Tu te souviens la dernière fois, je te racontais comment le jour de la deuxième cure (début janvier), je m'étais découvert de tout nouveaux effets secondaires (petite veinarde, va !) Moi qui pensais qu'on pouvait au moins établir une sorte de cycle sur lequel me baser… Bon, bah en fait, oui, mais pas que... C’est-à-dire que dans les grandes lignes, j'ai effectivement retrouvé plus ou moins les mêmes choses : idylle avec la cuvette la première semaine, chute des anticorps et infection ORL en suivant, remontée la troisième semaine et c'est reparti Kiki pour une nouvelle cure.
Parfois je n'ai qu'une envie, abandonner.
(Allez, la suite tous en cœur : "Il fut un temps où j'étais comme vous, malgré toutes mes galères, je reste un homme debout" Lalalalala !)
Je ne te cache pas que le mental en a pris un coup ces dernières semaines. Chez tout le monde. De mon côté, y'a eu cette fameuse semaine où la douleur était tellement violente et permanente que, franchement, je crois que j'aurais tout fait pour que ça s'arrête si j'en avais eu la force ("Mais suicidez-moi bordel", hurlait-elle au paroxysme de son délire). Heureusement, la fièvre aidant, la force en question, je ne l'avais pas. (Ahem…) Et plus heureusement encore, j'ai fini par m'en remettre (mais ça n'a pas été du tout cuit quand même).
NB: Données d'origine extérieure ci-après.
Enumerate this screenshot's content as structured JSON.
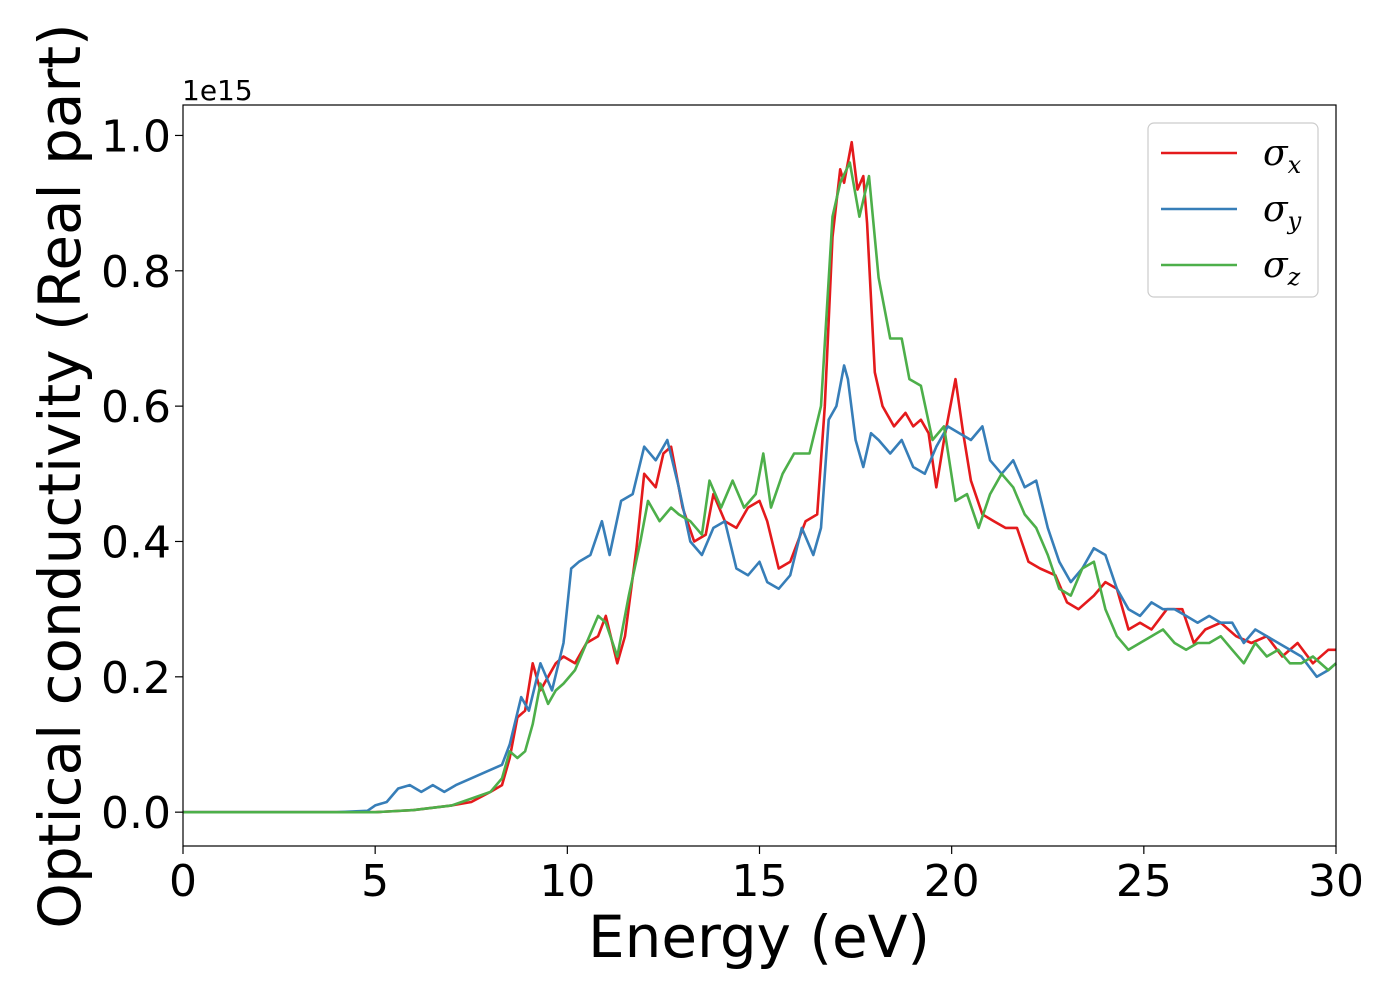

Aujourd'hui, je peux t’assurer que chaque jour sans douleur ni cachet est une journée de grande forme, de forme olympique même ! Je pétille de joie et de bonne humeur ! J'ai des ailes qui me poussent miraculeusement dans le dos et tout est tellement plus léger, tellement insignifiant et fabuleux à la fois. Penses-y : aucune douleur qui te plaque au lit. Pas d'énormes cachets à avaler par pack de 20 ! Si ça ne ressemble pas à la liberté, ça, je ne sais pas ce que c'est ! Quand je pense à toutes ces années où j'ai été libre sans le savoir…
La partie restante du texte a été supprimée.